Tuesday, January 5, 2010

More Top Books of the Year, from The Washington Post

I divide my interest in the Washington Post Book World into before and after they ended print subscriptions. I like printed stuff (shockers), and even though I can read it online, I am often forget. I believe it's still stand-alone, but who would know as you have to go to at least Baltimore to see it? I still consider it important, however, and note the list and link here.

The link here goes to their review, not the Boswell website.

Fiction first...

American Rust, by Philipp Meyer. Reviewed by Ron Charles. It's Steinbeckian! The paperback comes out on Tuesday, January 10th.

A Gate at the Stairs, by Lorrie Moore. Reviewed by Ron Charles. This is a mix of regular critics and guest reviewers.
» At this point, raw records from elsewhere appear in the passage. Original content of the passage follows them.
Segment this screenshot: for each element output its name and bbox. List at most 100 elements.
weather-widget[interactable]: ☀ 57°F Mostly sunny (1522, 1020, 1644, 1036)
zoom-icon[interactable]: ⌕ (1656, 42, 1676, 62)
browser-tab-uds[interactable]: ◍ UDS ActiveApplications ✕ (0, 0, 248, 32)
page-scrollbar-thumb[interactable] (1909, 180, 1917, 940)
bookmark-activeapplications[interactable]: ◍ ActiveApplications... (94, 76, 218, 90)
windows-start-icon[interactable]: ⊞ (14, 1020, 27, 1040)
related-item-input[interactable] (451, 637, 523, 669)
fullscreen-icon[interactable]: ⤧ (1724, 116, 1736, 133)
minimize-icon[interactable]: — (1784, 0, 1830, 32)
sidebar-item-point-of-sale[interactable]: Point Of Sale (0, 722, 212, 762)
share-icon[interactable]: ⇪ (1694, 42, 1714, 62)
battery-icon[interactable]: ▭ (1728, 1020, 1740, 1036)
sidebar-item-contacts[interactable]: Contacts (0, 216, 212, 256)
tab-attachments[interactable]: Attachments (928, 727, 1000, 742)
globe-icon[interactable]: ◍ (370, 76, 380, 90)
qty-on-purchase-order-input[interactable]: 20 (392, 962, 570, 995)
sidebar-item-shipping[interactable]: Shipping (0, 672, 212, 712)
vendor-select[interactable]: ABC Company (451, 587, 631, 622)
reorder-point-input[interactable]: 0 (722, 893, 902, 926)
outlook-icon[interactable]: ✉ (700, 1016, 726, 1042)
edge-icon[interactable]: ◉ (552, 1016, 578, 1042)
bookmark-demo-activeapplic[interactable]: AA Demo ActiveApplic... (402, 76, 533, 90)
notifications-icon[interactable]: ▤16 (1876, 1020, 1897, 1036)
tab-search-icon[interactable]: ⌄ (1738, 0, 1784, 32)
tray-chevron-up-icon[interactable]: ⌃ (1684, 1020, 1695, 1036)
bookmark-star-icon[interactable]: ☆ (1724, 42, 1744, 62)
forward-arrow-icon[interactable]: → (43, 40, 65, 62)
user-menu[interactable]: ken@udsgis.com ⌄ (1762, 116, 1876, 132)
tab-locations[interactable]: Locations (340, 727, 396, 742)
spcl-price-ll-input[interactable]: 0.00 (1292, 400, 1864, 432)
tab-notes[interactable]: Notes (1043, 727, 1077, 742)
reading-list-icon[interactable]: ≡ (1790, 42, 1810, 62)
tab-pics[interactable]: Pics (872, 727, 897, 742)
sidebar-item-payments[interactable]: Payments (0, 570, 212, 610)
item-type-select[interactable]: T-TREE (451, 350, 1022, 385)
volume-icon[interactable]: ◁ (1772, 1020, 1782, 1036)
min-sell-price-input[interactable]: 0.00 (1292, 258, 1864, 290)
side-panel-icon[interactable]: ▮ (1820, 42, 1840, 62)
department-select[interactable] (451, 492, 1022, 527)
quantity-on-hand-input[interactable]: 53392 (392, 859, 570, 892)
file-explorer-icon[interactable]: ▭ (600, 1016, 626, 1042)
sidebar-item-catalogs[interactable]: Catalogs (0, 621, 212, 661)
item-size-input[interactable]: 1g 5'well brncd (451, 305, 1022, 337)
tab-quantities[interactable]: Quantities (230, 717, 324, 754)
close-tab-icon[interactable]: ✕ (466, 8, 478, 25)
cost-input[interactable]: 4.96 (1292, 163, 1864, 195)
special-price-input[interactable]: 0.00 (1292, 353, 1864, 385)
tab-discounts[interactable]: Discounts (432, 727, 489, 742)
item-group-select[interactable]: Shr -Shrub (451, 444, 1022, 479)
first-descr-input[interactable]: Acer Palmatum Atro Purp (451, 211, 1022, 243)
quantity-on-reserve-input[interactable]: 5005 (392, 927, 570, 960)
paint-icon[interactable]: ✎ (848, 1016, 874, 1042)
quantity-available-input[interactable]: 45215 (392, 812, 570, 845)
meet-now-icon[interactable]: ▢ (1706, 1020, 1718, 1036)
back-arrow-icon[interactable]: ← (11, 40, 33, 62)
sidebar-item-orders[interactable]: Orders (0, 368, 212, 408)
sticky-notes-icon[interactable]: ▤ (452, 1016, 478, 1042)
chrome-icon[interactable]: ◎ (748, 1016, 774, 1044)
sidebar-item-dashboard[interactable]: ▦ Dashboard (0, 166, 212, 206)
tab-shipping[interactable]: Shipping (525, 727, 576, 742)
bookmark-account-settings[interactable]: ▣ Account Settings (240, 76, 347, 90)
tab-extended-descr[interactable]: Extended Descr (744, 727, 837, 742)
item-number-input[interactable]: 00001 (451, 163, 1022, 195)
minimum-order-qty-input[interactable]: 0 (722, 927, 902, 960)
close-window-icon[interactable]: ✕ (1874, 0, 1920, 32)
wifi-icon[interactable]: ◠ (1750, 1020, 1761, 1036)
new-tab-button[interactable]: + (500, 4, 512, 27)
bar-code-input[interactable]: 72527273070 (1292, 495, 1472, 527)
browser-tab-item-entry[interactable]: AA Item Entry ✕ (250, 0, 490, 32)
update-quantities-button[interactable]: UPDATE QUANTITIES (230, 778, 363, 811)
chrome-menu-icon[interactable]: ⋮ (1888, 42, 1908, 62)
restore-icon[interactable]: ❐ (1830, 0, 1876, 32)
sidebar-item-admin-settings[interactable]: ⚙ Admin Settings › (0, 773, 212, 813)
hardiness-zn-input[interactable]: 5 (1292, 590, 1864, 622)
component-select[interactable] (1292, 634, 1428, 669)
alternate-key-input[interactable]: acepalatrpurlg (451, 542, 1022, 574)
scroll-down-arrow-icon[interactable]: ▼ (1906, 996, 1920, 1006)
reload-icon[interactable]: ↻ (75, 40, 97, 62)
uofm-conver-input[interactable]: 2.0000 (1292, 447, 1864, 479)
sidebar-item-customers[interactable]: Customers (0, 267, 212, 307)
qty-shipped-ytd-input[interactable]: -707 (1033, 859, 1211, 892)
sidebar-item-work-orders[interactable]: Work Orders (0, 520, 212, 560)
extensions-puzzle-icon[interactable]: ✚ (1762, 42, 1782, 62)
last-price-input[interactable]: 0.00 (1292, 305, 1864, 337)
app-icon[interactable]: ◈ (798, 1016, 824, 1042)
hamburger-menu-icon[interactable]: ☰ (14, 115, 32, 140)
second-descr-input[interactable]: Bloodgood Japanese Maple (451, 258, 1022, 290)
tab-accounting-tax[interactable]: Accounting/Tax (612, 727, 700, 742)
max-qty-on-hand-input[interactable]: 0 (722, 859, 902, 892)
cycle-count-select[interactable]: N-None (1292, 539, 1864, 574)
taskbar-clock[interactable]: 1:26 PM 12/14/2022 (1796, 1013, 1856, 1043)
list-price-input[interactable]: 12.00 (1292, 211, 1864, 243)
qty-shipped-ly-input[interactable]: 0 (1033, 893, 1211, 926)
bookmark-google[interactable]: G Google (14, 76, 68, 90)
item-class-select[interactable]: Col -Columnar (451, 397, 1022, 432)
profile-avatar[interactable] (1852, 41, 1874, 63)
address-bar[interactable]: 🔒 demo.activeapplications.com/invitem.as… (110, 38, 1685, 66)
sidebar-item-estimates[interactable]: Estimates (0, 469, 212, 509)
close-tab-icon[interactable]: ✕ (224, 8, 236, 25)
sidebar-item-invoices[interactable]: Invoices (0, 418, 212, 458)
The Museum of Innocence, by Orhan Pamuk. Reviewed by Marie Arana, a critic at large who used to work for the Book World. I like their bottom-of-the-review links, which look like a sort of Olympic literary flag.

The Stalin Epigram, by Robert Littell. Reviewed by Patrick Anderson. Anderson writes the Monday Thrillers review.

Wolf Hall, by Hilary Mantel. Reviewed by Wendy Smith. Much said elsewhere. Embarrassed not to have read it, but at this point, can quote enough recs and prizes that I do not have to.

Now nonfiction...

Oddly enough, though the book is mostly set in Chicago, and the author appeared at the Chicago Printer's Row Book Fair, it doesn't look like the Chicago Tribune reviewed it.

Half the Sky: Turning Oppression Into Opportunity for Women Worldwide, by Nicholas D. Kristof and Sheryl WuDunn. Reviewed by Carolyn See. Oops, this reminds of something I have to follow up on...no comment.

Pop: A Life of Louis Armstrong, by Terry Teachout. Reviewed by Louis Bayard. We did very well with this, and both my brother-in-law and my friend-customer Eric are reading it (or since I haven't talked to either of late, they might have read it already).

Stitches: A Memoir, by David Small. Reviewed by Michael Sims. Many fans at Boswell.